All that’s about to change. This year, I’m making room in the garden for unusual herbs that will yield fistfuls of flavor. They’ll take me around the world. Another plus: Many herbs are not just drought-tolerant but prefer hot, sunny, dry conditions. Overwatering will diffuse their fragrance and flavor—what you’re growing them for, in other words. The herbs below are available as seeds or young plants from online sources, but check your local nurseries or seed libraries first—you may find what you’re looking for (almost) in your own backyard.

Curry Leaves

This herb comes from the so-called curry leaf plant (Murraya koenigii), a small shrubby tree native to southern India and Ceylon. The glossy little leaves look a bit like bay leaves and have a spicy, citrusy flavor and aroma. I like to purée them with shallot, fresh lime juice, safflower oil, and a bit of chopped serrano chile and sugar. The resulting vinaigrette is great on salads or drizzled over grilled summer vegetables, chicken, or fish.

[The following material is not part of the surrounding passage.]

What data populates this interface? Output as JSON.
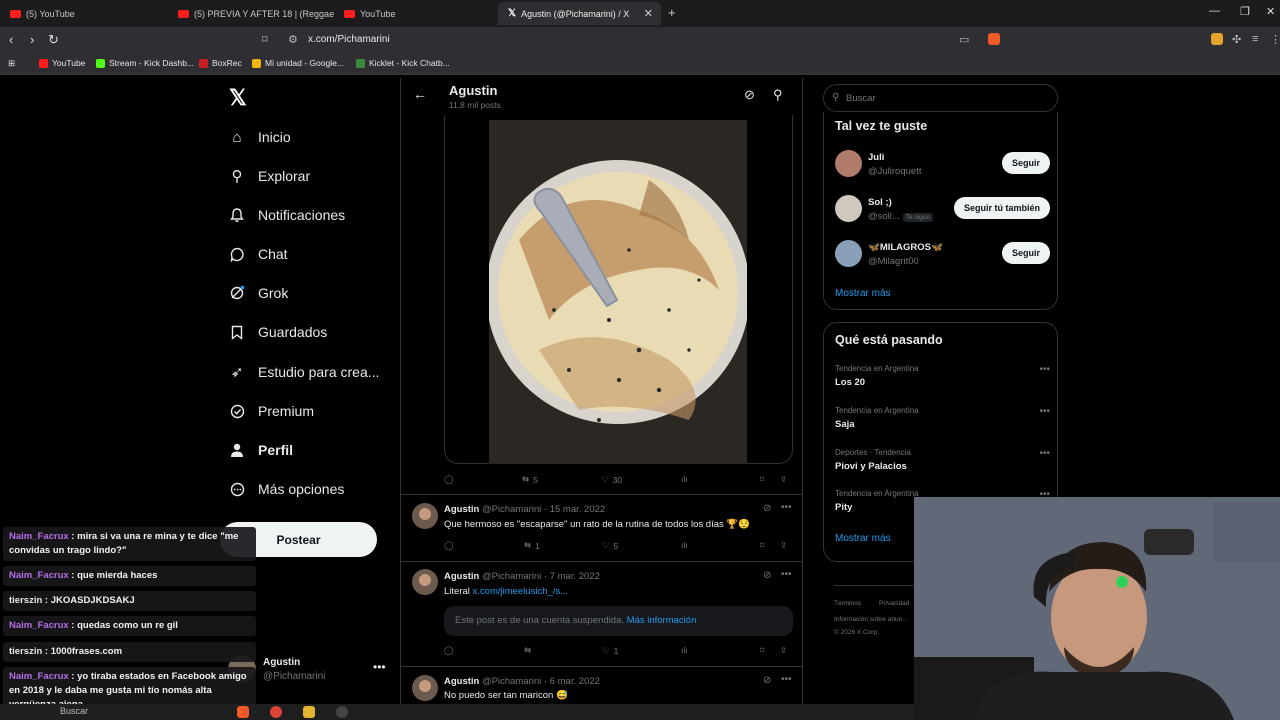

If you love Mexican bean dishes, tomatillo salsa, or the green cooking sauce called mole verde, you’re familiar with epazote and its pungent—and intriguing—flavor and aroma that’s minty, citrusy, and earthy all at once. The herb is widely cultivated in central and southern Mexico, as well as the northern countries of South America and the Caribbean. When fresh, the herb is best added to the pot toward the end of cooking, or else it can be bitter. “Once established, it should be possible to overwinter plants indoors,” writes Jill Norman in Herbs & Spices: The Cook’s Reference. This means I can eat Diana Kennedy’s tortilla soup year-round.

Mexican Oregano

What we think of as oregano is native to the Mediterranean. Its sharp, peppery warmth became popular—along with pizza—in the U.S. after World War II. Mexican oregano is not a true Mediterranean oregano but an unrelated New World plant that has a similar flavor and aroma. It’s more citrusy and grassy, though (it’s in the verbena family), and has a great affinity for chiles, cumin, and cilantro.

Rau Ram

This herb is also sold as Vietnamese cilantro or coriander, Vietnamese mint, or laksa leaf. Its fragrance and flavor are similar to those of cilantro, but it’s more citrusy and penetrating, with a peppery-hot afternote. It’s used with seafood, chicken, and pork dishes and in lettuce wraps, noodle soups, and a crisp, crunchy green papaya salad—the sort of thing I could live on all summer long.

Thai Basils

No basil stores especially well, but Asian varieties seem to lose their scent more quickly than other types—reason alone to grow them. Purple-stemmed Thai basil is extremely aromatic, with strong anise and cinnamon notes. You’ll find it in red and green curries, and it’s used in generous amounts in stir-fries. Lemon basil has a clean, lemony scent—scatter it over grilled fish or pork or scallop kebabs. Thai lemon basil (aka hairy basil or green holy basil) is peppery and lemony in flavor. It’s stirred into noodles or fish curries just before serving. Holy basil, which is called tulsi in India and by those who follow ayurvedic practice, is also very fragrant, with a spicy-sweet pungency all its own, along with hints of mint and camphor. It’s wonderful in drunken noodles.